The Competition and Markets Authority (CMA) has provisionally found that Facebook’s merger with Giphy would be harmful to competition between social media platforms.
The merger brings together Facebook, the largest provider of social media sites and display advertising in the UK, with Giphy, the largest provider of GIFs.
If the Competition and Markets Authority’s (CMA) competition concerns are ultimately confirmed, it could require Facebook to unwind the deal and sell off Giphy in its entirety.
The watchdog’s investigation found that if there was a reduction in choice or quality of GIFs – which are used in millions of social media posts daily – it could pressure users to switch to a different platform, such as one of Facebook’s platforms.
If Facebook, which owns Instagram and WhatsApp, also owned Giphy, it could lead the social media giant to deny the GIF platform to other social media sites.
Millions of posts every day on social media sites now include a GIF. Any reduction in the choice or quality of these GIFs could significantly affect how people use these sites and whether or not they switch to a different platform, such as Facebook. As most major social media sites that compete with Facebook use Giphy GIFs, and there is only one other large provider of GIFs – Google’s Tenor – these platforms have very little choice.
The CMA provisionally found that Facebook’s ownership of Giphy could lead it to deny other platforms access to its GIFs. Alternatively, it could change the terms of this access – for example, Facebook could require Giphy customers, such as TikTok, Twitter and Snapchat, to provide more user data in order to access Giphy GIFs.
Such actions could increase Facebook’s market power, which is already significant.
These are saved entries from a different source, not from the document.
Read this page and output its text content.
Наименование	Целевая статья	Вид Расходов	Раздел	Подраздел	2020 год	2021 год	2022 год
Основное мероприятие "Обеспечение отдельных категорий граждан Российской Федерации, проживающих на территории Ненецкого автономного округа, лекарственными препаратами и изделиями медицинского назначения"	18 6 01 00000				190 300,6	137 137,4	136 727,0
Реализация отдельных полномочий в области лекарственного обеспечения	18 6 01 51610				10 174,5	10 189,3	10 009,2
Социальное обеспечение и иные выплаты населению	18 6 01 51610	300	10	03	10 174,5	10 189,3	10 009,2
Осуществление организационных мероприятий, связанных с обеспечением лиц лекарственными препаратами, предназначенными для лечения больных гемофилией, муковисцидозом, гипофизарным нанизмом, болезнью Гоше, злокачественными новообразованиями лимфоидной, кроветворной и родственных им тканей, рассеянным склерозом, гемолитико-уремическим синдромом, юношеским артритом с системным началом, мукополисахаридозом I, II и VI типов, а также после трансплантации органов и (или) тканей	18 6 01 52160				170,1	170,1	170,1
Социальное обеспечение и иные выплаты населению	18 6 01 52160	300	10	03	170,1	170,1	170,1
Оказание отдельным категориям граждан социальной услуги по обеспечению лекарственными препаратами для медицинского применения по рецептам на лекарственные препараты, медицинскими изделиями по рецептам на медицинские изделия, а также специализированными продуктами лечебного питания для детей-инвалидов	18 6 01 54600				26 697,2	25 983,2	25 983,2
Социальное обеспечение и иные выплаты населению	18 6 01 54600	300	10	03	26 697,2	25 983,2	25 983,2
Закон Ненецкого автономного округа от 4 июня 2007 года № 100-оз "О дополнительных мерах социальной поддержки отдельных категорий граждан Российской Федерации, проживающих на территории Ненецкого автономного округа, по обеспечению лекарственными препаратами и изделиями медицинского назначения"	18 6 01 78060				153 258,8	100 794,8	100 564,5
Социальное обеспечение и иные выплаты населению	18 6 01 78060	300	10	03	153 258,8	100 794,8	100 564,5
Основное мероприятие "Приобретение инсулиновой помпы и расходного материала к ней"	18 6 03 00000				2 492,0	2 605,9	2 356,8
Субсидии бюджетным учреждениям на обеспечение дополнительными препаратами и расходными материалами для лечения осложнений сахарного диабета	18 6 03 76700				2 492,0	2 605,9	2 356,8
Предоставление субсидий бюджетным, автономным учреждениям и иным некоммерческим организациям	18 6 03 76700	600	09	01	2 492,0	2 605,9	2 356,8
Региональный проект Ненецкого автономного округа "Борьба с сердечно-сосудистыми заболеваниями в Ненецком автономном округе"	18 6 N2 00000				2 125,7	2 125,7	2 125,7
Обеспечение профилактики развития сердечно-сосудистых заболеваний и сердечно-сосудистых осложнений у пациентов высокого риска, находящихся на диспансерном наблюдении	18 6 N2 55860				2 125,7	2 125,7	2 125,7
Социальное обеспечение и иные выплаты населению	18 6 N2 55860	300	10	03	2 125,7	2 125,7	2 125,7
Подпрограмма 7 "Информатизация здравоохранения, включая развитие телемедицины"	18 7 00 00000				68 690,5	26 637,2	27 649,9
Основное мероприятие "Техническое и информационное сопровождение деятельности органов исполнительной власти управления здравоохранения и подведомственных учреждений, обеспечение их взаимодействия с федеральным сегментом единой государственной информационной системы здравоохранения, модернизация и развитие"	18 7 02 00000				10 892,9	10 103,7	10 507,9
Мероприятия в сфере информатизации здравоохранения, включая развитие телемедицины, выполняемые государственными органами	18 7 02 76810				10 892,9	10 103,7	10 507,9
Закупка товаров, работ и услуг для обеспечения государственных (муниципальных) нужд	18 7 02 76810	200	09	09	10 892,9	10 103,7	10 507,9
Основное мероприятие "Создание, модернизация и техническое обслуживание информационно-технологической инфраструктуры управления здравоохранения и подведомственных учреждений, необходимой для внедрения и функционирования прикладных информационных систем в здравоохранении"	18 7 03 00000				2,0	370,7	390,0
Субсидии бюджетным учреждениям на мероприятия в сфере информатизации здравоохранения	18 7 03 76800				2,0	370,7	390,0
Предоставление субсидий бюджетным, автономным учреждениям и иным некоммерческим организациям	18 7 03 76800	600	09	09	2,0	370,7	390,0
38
The CMA’s analysis suggests that Facebook’s platforms – Facebook, WhatsApp, and Instagram – account for over 70% of the time people spend on social media and are accessed at least once a month by 80% of all internet users.
Impact on digital ‘display’ advertising
Before the merger, Giphy was offering innovative paid advertising in the US, which had the potential to compete with Facebook’s own display advertising services. This allowed companies – including customers such as Dunkin’ Donuts and Pepsi – to promote their brands through visual images and GIFs.
The CMA found that, prior to the deal, Giphy was considering expanding its advertising services to other countries, including the UK. This would have brought a new player into the advertising market and a potential challenger to Facebook. It would also have encouraged greater innovation from others in the market, including social media sites and advertisers.
However, Facebook terminated Giphy’s paid advertising partnerships following the deal, meaning an important source of potential competition has been lost.
This is particularly concerning given Facebook’s existing market power in display advertising – as part of its assessment, the CMA found that Facebook had a share of around 50% of the £5.5 billion display advertising market in the UK.
Chair of the independent inquiry group carrying out the second phase of the investigation, Stuart McIntosh, explained:
Millions of people share GIFs every day with friends, family and colleagues, and this number continues to grow. Giphy’s takeover could see Facebook withdrawing GIFs from competing platforms or requiring more user data in order to access them. It also removes a potential challenger to Facebook in the £5.5 billion display advertising market. None of this would be good news for customers.
While our investigation has shown serious competition concerns, these are provisional. We will now consult on our findings before completing our review. Should we conclude that the merger is detrimental to the market and social media users, we will take the necessary actions to make sure people are protected.
As well as being investigated by the CMA, the merger is also being reviewed by other competition authorities. The CMA says it has engaged with these agencies – and continues to do so – to help progress its investigation.
Facebook disagreed with the CMA’s provisional findings, saying:
“We disagree with the CMA’s preliminary findings, which we do not believe to be supported by the evidence.
“As we have demonstrated, this merger is in the best interest of people and businesses in the UK – and around the world – who use GIPHY and our services. We will continue to work with the CMA to address the misconception that the deal harms competition.”
The CMA is now welcoming responses from interested parties to its provisional findings by 2 September 2021 and its notice of possible remedies by 25 August 2021. These will be considered ahead of the CMA issuing its final report, which is due by 6 October 2021.